Cardiac magnetic resonance predicts ventricular arrhythmias in scleroderma: the Scleroderma Arrhythmia Clinical Utility Study (SAnCtUS)

Sophie Mavrogeni, Luna Gargani, Alessia Pepe, Lorenzo Monti, George Markousis-Mavrogenis, Maria De Santis, Daniele De Marchi, Loukia Koutsogeorgopoulou, Georgia Karabela, Efthymios Stavropoulos, Gikas Katsifis, Konstantinos Bratis, Silvia Bellando-Randone, Serena Guiducci, Cosimo Bruni, Alberto Moggi-Pignone, Theodoros Dimitroulas, Genovefa Kolovou, Vasiliki-Kalliopi Bournia, Petros P Sfikakis, Marco Matucci-Cerinic
Rheumatology 2019 November 25

OBJECTIVES: Cardiac rhythm disturbances constitute the most frequent cardiovascular cause of death in SSc. However, electrocardiographic findings are not a part of risk stratification in SSc. We aimed to translate 24 h Holter findings into a tangible risk prediction score using cardiovascular magnetic resonance.

METHODS: The Scleroderma Arrhythmia Clinical Utility Study (SAnCtUS) was a prospective multicentre study including 150 consecutive SSc patients from eight European centres, assessed with 24 h Holter and cardiovascular magnetic resonance, including ventricular function, oedema (T2 ratio) and late gadolinium enhancement (%LGE). Laboratory/clinical parameters were included in multivariable corrections. A combined endpoint of sustained ventricular tachycardia requiring hospitalization and sudden cardiac death at a median (interquartile range) follow-up of 1 (1.0-1.4) year was generated.

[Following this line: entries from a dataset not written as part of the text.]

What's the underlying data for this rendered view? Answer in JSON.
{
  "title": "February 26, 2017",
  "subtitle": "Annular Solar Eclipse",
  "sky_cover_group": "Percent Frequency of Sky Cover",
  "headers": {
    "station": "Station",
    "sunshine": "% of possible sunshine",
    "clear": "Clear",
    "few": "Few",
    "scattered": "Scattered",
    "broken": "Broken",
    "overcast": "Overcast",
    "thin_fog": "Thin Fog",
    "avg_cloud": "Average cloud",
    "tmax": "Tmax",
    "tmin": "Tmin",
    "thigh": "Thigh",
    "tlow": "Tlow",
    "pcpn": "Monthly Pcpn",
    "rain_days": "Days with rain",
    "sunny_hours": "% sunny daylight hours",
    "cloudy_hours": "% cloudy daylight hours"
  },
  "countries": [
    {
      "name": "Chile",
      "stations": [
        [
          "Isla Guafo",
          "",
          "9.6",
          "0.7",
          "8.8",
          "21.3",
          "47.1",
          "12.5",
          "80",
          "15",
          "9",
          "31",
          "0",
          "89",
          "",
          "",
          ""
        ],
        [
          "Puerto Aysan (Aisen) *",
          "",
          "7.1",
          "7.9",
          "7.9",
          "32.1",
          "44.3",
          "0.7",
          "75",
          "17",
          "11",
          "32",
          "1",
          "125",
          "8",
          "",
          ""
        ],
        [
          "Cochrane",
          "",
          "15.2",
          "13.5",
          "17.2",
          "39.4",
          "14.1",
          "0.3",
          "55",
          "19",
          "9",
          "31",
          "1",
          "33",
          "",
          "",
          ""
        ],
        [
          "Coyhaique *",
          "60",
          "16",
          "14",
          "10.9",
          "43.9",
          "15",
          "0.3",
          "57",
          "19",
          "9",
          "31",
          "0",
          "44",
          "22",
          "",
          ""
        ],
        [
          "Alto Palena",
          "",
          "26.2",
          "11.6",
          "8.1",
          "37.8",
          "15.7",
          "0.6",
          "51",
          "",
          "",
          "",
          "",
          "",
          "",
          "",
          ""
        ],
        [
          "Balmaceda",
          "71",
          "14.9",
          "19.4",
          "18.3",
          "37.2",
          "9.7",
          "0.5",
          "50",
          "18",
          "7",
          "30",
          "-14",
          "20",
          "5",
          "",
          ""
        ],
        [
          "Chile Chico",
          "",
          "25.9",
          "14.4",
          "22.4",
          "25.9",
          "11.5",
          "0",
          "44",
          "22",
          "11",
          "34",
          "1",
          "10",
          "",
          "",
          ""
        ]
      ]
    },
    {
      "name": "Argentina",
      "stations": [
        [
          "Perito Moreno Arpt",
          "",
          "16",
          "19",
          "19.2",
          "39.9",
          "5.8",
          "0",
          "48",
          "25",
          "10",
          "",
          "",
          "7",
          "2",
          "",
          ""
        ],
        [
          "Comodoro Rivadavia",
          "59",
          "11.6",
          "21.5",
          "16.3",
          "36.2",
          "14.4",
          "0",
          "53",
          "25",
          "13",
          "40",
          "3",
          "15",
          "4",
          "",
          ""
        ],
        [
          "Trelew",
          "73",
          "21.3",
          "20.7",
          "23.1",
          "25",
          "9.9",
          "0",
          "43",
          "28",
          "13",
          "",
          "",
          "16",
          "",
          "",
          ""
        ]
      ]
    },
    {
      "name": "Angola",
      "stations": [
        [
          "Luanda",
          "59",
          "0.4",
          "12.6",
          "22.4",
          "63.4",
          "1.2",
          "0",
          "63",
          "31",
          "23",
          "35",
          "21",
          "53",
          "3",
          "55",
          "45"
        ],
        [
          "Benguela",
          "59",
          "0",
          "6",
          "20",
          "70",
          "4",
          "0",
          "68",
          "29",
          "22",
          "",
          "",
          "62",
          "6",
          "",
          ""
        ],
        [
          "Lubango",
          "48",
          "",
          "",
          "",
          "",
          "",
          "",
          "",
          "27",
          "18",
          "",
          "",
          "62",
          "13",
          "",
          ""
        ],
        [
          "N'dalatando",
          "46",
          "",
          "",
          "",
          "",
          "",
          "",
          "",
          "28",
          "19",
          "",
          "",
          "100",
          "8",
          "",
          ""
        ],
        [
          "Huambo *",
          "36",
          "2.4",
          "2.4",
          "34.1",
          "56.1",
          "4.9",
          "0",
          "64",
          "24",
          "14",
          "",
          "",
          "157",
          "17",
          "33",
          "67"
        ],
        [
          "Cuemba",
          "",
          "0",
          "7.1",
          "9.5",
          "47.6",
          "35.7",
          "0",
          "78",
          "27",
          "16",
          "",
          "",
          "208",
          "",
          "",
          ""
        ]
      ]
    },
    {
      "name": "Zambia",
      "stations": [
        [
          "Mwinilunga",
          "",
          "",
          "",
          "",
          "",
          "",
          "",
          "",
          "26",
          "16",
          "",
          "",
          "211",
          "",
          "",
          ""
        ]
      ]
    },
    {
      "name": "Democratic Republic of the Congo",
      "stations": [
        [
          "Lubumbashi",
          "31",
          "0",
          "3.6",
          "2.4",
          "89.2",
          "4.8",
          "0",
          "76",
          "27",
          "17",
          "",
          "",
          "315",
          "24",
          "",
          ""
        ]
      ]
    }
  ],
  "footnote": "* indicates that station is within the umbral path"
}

RESULTS: Only T2 ratio and %LGE were significant predictors of ventricular rhythm disturbances, but not of supraventricular rhythm disturbances, after multivariable correction and adjustment for multiple comparisons. Using decision-tree analysis, we created the SAnCtUS score, a four-category scoring system based on T2 ratio and %LGE, for identifying SSc patients at high risk of experiencing ventricular rhythm disturbance at baseline. Increasing SAnCtUS scores were associated with a greater disease and arrhythmic burden. All cases of non-sustained ventricular tachycardia (n = 7) occurred in patients with the highest SAnCtUS score (=4). Having a score of 4 conveyed a higher risk of reaching the combined endpoint in multivariable Cox regression compared with scores 1/2/3 [hazard ratio (95% CI): 3.86 (1.14, 13.04), P = 0.029] independently of left ventricular ejection fraction and baseline ventricular tachycardia occurrence.

CONCLUSION: T2 ratio and %LGE had the greatest utility as independent predictors of rhythm disturbances in SSc patients.